I'm glad I don't know, frankly -- what little I do know has made me quite sure I don't want to know more.

But there is something about "leather" that trumps "queer" in the revulsion sweepstakes for most "normal" people. As I get to know more leathermen, it's becoming clear to me that many of them are "out" to their compatriots, but are otherwise very cagy about what they let on to others beyond the obvious fact that their partner[s] are men. It's something like being "positive," I suppose. Lots of people are out at work, but not out about all things... But it's not the same: no one is going to be endangered if you happen to drop a harness or even more intimate gear at work, but blood, while not in many important ways thicker than water, is a bigger problem.

Well, who am I to judge anybody at this point?

Just a Boob in the Big Woods.
And happy to be there.

My Florida sister is up visiting my mother.

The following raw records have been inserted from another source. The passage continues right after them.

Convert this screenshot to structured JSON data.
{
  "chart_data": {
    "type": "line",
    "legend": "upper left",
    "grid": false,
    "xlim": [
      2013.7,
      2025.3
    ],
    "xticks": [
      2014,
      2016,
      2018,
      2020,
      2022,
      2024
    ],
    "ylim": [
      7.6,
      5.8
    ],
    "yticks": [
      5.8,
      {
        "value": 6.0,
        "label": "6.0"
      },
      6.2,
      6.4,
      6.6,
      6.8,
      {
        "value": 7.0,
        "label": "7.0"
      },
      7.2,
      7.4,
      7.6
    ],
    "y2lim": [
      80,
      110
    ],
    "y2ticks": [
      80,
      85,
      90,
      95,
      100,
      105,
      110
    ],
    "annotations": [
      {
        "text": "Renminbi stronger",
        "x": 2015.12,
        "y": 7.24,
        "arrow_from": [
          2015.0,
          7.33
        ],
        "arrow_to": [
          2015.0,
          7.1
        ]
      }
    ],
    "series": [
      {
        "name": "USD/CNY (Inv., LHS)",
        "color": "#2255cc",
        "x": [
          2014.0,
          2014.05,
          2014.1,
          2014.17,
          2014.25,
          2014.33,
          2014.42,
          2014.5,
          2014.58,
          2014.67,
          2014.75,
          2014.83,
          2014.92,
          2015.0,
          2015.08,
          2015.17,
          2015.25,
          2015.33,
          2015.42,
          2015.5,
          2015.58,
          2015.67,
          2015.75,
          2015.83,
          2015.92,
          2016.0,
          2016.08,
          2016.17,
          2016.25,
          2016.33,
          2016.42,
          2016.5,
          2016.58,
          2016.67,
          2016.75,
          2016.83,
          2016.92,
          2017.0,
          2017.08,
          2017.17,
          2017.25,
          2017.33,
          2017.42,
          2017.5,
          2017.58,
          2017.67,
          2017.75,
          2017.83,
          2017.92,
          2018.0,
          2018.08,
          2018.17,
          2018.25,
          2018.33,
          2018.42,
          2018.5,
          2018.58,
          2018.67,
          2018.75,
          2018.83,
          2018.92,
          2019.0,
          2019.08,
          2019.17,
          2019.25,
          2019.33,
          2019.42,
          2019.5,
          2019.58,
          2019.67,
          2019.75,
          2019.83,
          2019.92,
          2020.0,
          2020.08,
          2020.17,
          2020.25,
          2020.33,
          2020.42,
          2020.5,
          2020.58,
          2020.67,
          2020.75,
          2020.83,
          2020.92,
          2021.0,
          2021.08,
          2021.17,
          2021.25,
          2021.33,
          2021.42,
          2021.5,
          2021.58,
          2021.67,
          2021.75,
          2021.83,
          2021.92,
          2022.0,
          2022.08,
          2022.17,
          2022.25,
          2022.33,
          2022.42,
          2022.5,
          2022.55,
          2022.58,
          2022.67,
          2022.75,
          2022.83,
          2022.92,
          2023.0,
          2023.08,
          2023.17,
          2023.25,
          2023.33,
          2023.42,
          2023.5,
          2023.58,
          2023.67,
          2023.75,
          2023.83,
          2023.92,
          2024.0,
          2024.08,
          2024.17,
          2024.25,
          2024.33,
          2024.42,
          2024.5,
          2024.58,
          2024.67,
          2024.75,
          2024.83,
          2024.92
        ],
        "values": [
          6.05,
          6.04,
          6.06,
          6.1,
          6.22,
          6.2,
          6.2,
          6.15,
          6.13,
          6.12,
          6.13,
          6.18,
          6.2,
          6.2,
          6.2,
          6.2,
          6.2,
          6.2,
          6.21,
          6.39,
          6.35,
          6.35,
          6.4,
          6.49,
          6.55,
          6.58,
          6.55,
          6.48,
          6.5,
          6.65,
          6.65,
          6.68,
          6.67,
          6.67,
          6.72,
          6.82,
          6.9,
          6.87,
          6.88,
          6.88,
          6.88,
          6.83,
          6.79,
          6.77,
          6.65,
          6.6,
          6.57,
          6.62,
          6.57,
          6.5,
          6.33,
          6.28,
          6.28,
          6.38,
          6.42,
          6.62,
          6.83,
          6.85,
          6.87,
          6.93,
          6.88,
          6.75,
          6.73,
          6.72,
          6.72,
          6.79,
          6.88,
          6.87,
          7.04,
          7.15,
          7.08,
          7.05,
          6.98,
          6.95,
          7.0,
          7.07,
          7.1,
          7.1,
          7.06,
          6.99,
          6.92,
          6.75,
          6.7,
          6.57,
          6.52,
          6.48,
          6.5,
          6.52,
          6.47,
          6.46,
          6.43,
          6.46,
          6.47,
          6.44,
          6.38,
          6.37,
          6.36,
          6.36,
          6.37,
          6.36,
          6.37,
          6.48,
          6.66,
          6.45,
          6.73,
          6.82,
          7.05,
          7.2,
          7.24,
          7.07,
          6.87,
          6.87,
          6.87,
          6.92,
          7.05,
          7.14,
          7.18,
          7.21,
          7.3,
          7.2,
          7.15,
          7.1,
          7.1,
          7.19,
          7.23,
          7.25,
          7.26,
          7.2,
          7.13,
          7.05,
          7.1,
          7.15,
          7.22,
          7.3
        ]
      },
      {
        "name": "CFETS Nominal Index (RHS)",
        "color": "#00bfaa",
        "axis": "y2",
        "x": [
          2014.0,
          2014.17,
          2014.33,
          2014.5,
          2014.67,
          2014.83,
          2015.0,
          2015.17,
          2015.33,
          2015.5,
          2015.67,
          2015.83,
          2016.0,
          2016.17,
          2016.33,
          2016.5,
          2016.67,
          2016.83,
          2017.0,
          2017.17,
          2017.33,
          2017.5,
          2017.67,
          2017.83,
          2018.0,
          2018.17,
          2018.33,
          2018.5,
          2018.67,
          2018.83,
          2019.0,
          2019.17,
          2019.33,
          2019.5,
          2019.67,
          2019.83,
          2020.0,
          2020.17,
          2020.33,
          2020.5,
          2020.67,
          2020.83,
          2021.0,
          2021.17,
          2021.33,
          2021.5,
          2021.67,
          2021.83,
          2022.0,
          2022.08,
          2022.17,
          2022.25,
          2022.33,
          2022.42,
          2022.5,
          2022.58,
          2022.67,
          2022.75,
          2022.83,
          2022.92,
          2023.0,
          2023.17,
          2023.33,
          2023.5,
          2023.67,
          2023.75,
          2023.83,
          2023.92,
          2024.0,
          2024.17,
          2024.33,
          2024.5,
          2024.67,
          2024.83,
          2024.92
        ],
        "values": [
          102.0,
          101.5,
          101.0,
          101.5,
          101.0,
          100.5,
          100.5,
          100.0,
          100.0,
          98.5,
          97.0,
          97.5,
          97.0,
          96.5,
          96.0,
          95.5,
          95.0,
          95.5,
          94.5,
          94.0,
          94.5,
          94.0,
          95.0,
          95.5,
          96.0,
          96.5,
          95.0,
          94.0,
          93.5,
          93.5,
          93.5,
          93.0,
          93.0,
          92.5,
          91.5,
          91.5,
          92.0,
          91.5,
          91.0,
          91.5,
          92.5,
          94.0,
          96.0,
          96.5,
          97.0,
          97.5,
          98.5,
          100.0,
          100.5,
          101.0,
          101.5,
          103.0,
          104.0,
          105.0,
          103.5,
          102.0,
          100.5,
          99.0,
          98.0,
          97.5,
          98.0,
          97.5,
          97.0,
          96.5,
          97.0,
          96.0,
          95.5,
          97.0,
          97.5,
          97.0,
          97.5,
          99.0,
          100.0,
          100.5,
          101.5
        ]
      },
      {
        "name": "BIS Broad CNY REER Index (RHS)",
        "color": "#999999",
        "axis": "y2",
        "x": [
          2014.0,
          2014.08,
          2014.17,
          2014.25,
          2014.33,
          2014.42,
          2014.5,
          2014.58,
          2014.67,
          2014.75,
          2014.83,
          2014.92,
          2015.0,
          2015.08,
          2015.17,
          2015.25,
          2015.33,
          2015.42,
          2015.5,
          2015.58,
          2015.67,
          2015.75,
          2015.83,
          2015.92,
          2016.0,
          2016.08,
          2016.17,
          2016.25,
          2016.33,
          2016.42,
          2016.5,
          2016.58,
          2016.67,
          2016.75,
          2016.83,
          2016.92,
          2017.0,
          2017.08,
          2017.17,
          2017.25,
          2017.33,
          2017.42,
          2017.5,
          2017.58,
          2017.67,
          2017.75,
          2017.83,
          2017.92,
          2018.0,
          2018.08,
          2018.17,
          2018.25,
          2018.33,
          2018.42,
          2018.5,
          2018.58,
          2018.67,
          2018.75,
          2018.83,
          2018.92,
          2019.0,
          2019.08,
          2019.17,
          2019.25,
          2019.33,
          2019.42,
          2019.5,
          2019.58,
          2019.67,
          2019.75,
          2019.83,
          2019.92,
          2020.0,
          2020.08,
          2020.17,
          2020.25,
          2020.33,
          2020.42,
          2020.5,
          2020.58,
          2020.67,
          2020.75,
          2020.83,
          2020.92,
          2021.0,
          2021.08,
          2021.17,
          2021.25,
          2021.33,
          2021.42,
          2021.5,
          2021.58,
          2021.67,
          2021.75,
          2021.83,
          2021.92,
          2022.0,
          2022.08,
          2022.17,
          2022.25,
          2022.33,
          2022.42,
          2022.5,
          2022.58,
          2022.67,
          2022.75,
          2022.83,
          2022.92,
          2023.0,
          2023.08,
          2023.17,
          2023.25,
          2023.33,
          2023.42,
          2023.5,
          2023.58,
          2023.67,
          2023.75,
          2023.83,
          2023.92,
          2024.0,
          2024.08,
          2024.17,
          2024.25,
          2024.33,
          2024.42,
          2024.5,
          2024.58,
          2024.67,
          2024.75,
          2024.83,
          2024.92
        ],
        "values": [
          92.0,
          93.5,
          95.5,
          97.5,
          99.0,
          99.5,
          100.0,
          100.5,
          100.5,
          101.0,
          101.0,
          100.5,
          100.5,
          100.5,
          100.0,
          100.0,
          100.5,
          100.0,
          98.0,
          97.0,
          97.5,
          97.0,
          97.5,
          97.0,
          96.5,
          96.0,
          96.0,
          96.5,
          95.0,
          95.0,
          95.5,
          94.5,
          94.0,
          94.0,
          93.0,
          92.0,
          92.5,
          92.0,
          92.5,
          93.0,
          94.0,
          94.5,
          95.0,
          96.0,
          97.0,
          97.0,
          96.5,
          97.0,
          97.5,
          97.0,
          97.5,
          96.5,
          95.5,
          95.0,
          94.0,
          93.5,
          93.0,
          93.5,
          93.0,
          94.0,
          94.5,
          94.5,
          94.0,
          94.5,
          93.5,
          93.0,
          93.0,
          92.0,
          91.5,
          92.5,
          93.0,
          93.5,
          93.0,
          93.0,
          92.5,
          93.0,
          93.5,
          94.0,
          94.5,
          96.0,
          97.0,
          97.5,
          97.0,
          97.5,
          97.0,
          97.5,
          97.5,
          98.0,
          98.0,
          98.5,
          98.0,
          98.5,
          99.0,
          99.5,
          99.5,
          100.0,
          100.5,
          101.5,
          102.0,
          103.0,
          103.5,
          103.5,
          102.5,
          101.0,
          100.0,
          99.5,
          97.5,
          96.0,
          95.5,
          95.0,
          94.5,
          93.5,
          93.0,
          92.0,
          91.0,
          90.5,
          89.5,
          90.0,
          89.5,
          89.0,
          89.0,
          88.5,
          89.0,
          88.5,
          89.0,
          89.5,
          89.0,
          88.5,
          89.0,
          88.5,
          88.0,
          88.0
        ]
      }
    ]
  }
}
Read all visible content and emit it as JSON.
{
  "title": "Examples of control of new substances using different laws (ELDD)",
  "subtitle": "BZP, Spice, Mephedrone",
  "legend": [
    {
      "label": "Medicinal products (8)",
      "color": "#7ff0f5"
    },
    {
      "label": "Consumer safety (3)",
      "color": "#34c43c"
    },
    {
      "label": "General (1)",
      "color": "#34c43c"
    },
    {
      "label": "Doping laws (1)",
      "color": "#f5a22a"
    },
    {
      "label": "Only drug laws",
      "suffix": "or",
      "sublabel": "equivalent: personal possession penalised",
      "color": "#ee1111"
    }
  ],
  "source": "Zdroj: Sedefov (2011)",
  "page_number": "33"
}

A year and a half ago, she was the one person who seemed at once to understand why I had left home, however much she might not understand what was going on. What she said was: "You wouldn't be doing this if you felt you had a choice." Hearing that was like a week at the seashore, considering some of the other shit that got tossed my way at the time. Anyway, so here she was again, cagily avoiding the subject of her own rather rocky marriage, and asking me the $64,000 question:

Did I think I had done the right thing?

It was a really tough one to answer. I can't really imagine, now that everything is set in stone and over with, anything having gone differently. But I had to admit that I had no idea whether I had done the right thing. On one level, there is no question but that I could no longer live in silence, and there was probably not a whole lot of question but that it was only a matter of time before my careening emotions focused on one man and burnt us both alive. So, it was probably a good thing in terms of what might have happened if I had stayed. On some level, I am happier than I was.

But, knowing that I bought the end of my own suffering by inflicting suffering on the four people I love most in the world makes "the right thing" almost impossible to define. Or to accept, once defined. I basically had to fall back on what she had said at the time. If I could have done anything else, I would have.

I keep meeting complete disbelief when I tell my gay friends that I would have been willing to stay married and stay faithful. I had in fact offered to do so, but not at the price of silence, and not at the price of any kind of promise about what my emotions would be: I was watching myself jump from one flaming mess to another, and knew that sooner or later, the flames would leave the internet and my noggin and take on "a local habitation and a name." I could not promise the emotional loyalty that my wife, quite rightly, felt was her due. But the disbelief is not only irritating, but puzzling: I had done it for twenty-five years already, and I quite likely have less time than that left. Silence was the issue.

I had tried silence, and it nearly killed me. Those days were gone.

What we were together was probably was doomed at that point, which would mean that leaving was the right thing to do. But how exactly had we gotten to "that point"? That is the burr that stuck in my mind during my talk with Miss Florida, and it sticks there still. We hadn't gotten there for twenty-five years, and then suddenly: there we were.

It's a mystery to me still.
What tipped the balance?

I don't really think I did the "right thing."
I did what I had to... and there's a difference.